I think what you want is probably .remove(/;[\s\S]*/)
This will remove all characters (including newlines) after (and including) the ;

aurimas · June 13, 2013

Also .replace(/\s/," ") will not really do anything (not what you expect anyway).

You probably want .replace(/[\s\r\n]+/g, " ")

Edit: great place to learn regex http://www.regular-expressions.info/

Graham_MTM · June 14, 2013

@aurimas
Thanks. I originally put the gm flags in there because I was sort of trying a shotgun approach. I thought perhaps the reason I was unable to remove any characters at first was because the match was stopping at the first ";"- so I put in the global flag. then I thought maybe it was a multi-line issue, so i put in the m flag. when I finally discovered the problem was a combination of syntax issues with /\;*/ (I needed to backslash out the ";" and add "*" to continue matching) I decided "if it ain't broke, don't fix it" and stopped messing with the code. In the interest of increasing my understanding, I'll play around with some of the expressions you recommended. In the end, I was able to scrape all of the bibliographic info I needed for my purposes.

When I have a spare minute, I'll clean it up a bit and add a few more fields and put it on Github. Thanks again for your help.

adamsmith · July 29, 2013

what's the status of this? Anything we can help you with?

Graham_MTM · July 29, 2013

The translator works OK: I used it to complete the project I was working on at the time, and I haven't had an opportunity to return to it recently. I didn't post it to Github because I noticed a few things wrong with it. When searching abstracts over several years on the ASCO meeting library website, certain years fail to return formatted results. I suspect that this is because the xpath to the information is different in those years (someone re-formatted the page when they entered the data or something). I know that a small tweak in the xpath I identified for each bibliographic entry would patch this problem, but it might not work in every case.
Instead, I thought it would be good to use a multi scraper and set it up to read the section headers directly to input the info. I will try again to work on this when I have some spare time.

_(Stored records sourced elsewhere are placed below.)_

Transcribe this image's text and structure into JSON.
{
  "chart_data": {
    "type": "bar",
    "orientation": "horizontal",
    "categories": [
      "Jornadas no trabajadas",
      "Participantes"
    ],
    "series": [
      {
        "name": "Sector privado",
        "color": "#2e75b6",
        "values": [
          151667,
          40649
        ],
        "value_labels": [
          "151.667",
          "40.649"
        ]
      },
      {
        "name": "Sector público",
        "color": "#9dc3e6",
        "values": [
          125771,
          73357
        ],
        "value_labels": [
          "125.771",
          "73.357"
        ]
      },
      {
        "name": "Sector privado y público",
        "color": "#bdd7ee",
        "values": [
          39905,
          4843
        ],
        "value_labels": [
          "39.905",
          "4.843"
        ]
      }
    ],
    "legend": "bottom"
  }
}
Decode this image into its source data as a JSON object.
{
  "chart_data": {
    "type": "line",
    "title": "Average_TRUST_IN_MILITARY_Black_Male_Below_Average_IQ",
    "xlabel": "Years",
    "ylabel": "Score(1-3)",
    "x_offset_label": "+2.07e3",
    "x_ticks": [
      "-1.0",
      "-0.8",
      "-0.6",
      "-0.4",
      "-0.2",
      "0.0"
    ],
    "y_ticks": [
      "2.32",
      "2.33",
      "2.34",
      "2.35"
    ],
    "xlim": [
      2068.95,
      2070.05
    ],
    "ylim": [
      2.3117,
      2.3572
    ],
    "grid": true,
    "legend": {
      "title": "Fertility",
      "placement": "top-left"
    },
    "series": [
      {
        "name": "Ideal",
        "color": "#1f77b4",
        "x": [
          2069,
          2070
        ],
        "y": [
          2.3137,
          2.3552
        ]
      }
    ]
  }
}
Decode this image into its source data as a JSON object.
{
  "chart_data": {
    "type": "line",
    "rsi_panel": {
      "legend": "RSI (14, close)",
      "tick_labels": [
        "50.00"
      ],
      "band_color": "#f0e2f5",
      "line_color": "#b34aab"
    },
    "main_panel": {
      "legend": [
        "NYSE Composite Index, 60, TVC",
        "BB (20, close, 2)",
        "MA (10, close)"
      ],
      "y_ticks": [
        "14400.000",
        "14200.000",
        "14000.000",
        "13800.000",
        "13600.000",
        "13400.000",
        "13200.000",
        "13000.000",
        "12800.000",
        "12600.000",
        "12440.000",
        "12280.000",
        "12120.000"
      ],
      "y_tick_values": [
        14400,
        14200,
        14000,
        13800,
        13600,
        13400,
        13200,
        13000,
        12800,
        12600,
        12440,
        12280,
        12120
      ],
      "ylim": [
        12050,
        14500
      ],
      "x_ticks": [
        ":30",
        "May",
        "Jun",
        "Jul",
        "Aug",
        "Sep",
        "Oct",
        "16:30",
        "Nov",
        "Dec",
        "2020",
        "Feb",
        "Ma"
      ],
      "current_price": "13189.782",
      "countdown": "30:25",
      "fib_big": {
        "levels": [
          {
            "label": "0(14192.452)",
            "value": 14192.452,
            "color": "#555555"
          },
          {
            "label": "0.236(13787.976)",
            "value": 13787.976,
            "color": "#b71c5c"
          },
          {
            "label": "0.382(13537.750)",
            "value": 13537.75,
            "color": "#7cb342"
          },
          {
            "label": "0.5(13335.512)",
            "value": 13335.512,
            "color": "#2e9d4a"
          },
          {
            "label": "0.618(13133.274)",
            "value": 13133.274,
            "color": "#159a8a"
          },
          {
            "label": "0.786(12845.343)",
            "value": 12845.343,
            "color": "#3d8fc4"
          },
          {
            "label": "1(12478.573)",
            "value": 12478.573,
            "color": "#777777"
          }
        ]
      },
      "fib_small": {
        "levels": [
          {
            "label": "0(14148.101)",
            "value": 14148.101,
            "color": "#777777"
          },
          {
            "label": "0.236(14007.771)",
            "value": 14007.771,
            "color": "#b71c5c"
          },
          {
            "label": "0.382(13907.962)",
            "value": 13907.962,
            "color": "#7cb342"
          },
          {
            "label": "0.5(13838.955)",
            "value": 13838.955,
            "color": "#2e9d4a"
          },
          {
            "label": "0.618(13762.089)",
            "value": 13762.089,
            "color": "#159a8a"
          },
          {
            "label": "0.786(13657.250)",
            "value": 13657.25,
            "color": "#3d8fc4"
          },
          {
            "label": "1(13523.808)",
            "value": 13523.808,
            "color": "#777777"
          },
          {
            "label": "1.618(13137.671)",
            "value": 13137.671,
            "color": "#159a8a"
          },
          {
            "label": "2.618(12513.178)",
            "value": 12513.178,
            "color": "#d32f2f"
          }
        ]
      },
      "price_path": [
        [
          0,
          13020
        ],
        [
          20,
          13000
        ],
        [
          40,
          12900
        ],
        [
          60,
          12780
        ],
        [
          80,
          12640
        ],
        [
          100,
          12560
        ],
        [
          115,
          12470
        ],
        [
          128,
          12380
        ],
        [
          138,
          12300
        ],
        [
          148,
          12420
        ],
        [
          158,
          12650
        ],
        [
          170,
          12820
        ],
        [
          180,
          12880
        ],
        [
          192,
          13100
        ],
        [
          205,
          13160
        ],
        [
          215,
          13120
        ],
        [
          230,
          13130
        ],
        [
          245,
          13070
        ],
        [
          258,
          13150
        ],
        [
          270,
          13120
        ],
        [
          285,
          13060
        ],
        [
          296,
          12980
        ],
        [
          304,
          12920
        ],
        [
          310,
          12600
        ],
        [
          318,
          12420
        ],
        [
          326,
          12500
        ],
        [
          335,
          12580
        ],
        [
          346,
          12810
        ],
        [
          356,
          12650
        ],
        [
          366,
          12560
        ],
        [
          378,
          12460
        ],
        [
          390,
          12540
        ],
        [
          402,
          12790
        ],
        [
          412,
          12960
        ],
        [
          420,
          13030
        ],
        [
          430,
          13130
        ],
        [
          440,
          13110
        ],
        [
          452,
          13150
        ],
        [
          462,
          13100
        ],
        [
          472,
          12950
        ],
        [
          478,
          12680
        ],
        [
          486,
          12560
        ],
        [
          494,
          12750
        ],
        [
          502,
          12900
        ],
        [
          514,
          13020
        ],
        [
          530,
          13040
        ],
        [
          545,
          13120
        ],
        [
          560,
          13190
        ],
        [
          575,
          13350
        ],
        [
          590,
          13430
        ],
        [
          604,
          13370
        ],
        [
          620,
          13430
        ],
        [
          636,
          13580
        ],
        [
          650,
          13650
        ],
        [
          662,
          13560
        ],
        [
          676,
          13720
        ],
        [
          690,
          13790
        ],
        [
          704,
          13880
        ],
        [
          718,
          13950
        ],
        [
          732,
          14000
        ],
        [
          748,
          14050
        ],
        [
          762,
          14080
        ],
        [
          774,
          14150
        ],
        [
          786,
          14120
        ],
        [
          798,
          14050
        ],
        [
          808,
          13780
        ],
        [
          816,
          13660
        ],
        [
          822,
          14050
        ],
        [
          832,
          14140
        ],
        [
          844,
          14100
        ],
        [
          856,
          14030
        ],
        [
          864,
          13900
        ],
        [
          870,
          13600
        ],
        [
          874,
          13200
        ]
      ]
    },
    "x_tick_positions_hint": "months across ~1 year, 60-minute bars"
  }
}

In the meantime, I could post the translator I have just as an FYI to anyone looking for this.

I'd also like to try developing one for clinicaltrials.gov, which is a website that collects data on clinical trials in the US. These entries wouldn't be journals, books, or anything that seems to fit neatly into an existing category, so I don't really know where to start when it comes to creating a translator for something like that.

Anyway, thanks for your help. I really learned a lot and in the future if I need a site translator, I can try to jump right in.

adamsmith · July 29, 2013

yeah, why not put it up.
As for clinical trials - you're right, there's no great category, I think I'd suggest going with report and maybe switching it to dataset (which in structure is quite similar) once we introduce that item type, likely in Zotero 4.2

Graham_MTM · July 29, 2013

added pull request here

https://github.com/zotero/translators/pull/601

adamsmith · September 13, 2013

the translator is now up. Thanks to Graham for the initial work on this.

asinclair · January 23, 2014

@Graham_MTM

I came across this thread while searching for a way to get ClinicalTrials.gov data into Zotero, other than by creating a web page entry and then editing manually. You'd mentioned wanting to work on a ClinicalTrials.gov filter - is that still on your wishlist? I'd aid and abet, although I'd be starting from the bottom of the learning curve.